ARTIKEL XXXV. SAMENLOOP WET VAN 31 MEI 2017 TOT WIJZIGING VAN DE WET KINDEROPVANG EN KWALITEITSEISEN PEUTERSPEELZALEN EN ENKELE ANDERE WETTEN IN VERBAND MET DE HARMONISATIE VAN DE REGELGEVING MET BETREKKING TOT KINDERCENTRA EN PEUTERSPEELZALEN (WET HARMONISATIE KINDEROPVANG EN PEUTERSPEELZAALWERK) (STB. 2017, 252) EN WET VAN 23 AUGUSTUS 2016 TOT AANPASSING VAN ENIGE BEPALINGEN IN DE WET KINDEROPVANG EN KWALITEITSEISEN PEUTERSPEELZALEN IN VERBAND MET DE REPARATIE VAN ENIGE ONVOLKOMENHEDEN (STB. 2016, 319)

Indien artikel I, onderdeel L, van de Wet van 31 mei 2017 tot wijziging van de Wet kinderopvang en kwaliteitseisen peuterspeelzalen en enkele andere wetten in verband met de harmonisatie van de regelgeving met betrekking tot kindercentra en peuterspeelzalen (Wet harmonisatie kinderopvang en peuterspeelzaalwerk) (Stb. 2017, 252) eerder in werking is getreden of treedt dan artikel II, onderdeel B, van de Wet van 23 augustus 2016 tot aanpassing van enige bepalingen in de Wet kinderopvang en kwaliteitseisen peuterspeelzalen in verband met de reparatie van enige onvolkomenheden (Stb. 2016, 319), wordt in de aanhef van artikel II van laatstgenoemde wet «Wet kinderopvang en kwaliteitseisen peuterspeelzalen» vervangen door: Wet kinderopvang.

ARTIKEL XXXVI. INWERKINGTREDING

De artikelen van deze wet treden in werking op een bij koninklijk besluit te bepalen tijdstip, dat voor de verschillende artikelen of onderdelen daarvan verschillend kan worden vastgesteld, en kunnen terugwerken tot en met een in dat besluit te bepalen tijdstip, dat voor de verschillende artikelen of onderdelen daarvan verschillend kan worden vastgesteld. In dat besluit wordt zo nodig toepassing gegeven aan artikel 12, eerste lid, van de Wet raadgevend referendum.

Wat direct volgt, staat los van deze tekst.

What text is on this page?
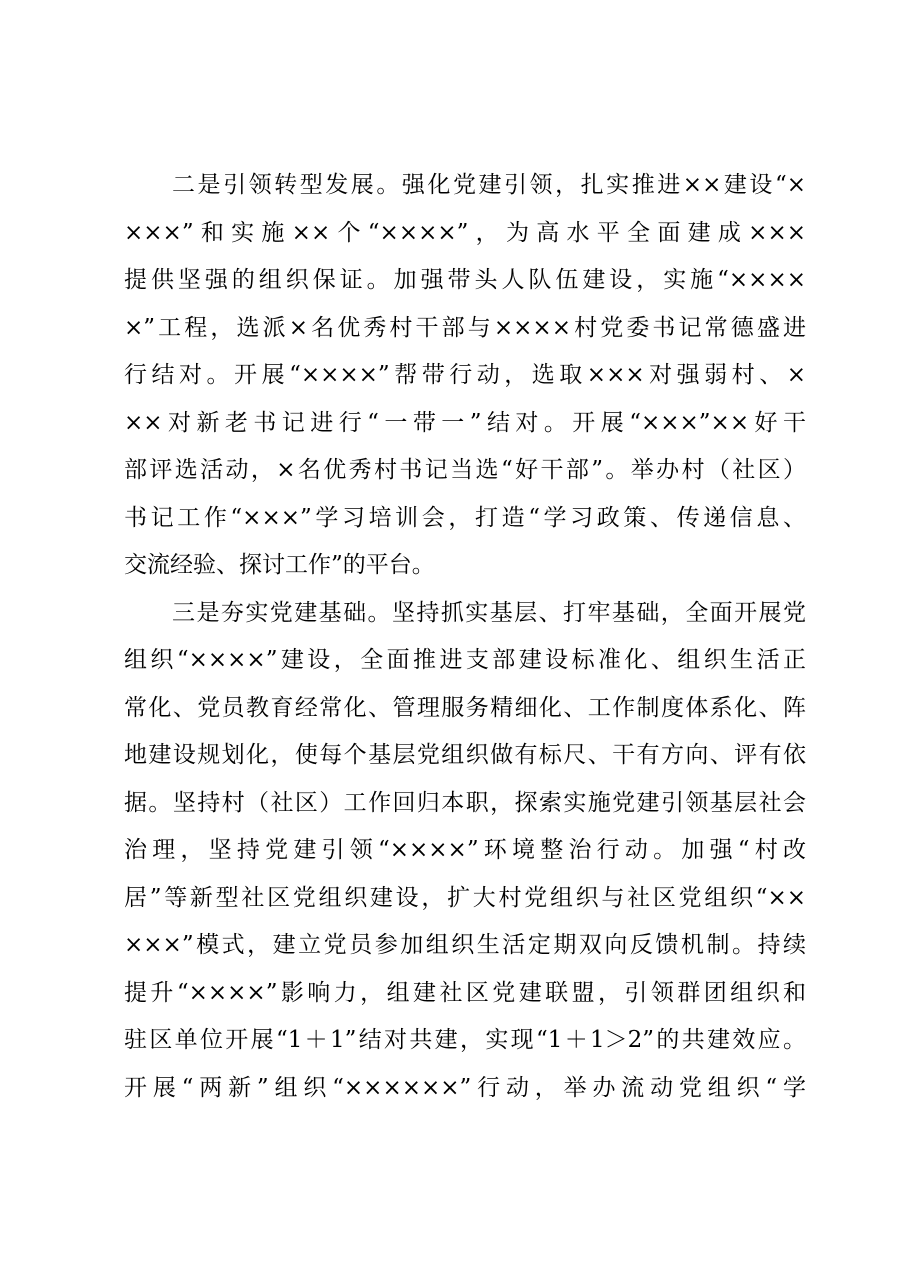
二是引领转型发展。强化党建引领，扎实推进××建设“×
×××”和实施××个“××××”，为高水平全面建成×××
提供坚强的组织保证。加强带头人队伍建设，实施“××××
×”工程，选派×名优秀村干部与××××村党委书记常德盛进
行结对。开展“××××”帮带行动，选取×××对强弱村、×
××对新老书记进行“一带一”结对。开展“×××”××好干
部评选活动，×名优秀村书记当选“好干部”。举办村（社区）
书记工作“×××”学习培训会，打造“学习政策、传递信息、
交流经验、探讨工作”的平台。
三是夯实党建基础。坚持抓实基层、打牢基础，全面开展党
组织“××××”建设，全面推进支部建设标准化、组织生活正
常化、党员教育经常化、管理服务精细化、工作制度体系化、阵
地建设规划化，使每个基层党组织做有标尺、干有方向、评有依
据。坚持村（社区）工作回归本职，探索实施党建引领基层社会
治理，坚持党建引领“××××”环境整治行动。加强“村改
居”等新型社区党组织建设，扩大村党组织与社区党组织“××
×××”模式，建立党员参加组织生活定期双向反馈机制。持续
提升“××××”影响力，组建社区党建联盟，引领群团组织和
驻区单位开展“1＋1”结对共建，实现“1＋1＞2”的共建效应。
开展“两新”组织“××××××”行动，举办流动党组织“学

ARTIKEL XXXVII. CITEERTITEL

Deze wet wordt aangehaald als: Verzamelwet SZW 2018.

Lasten en bevelen dat deze in het Staatsblad zal worden geplaatst en dat alle ministeries, autoriteiten, colleges en ambtenaren die zulks aangaat, aan de nauwkeurige uitvoering de hand zullen houden.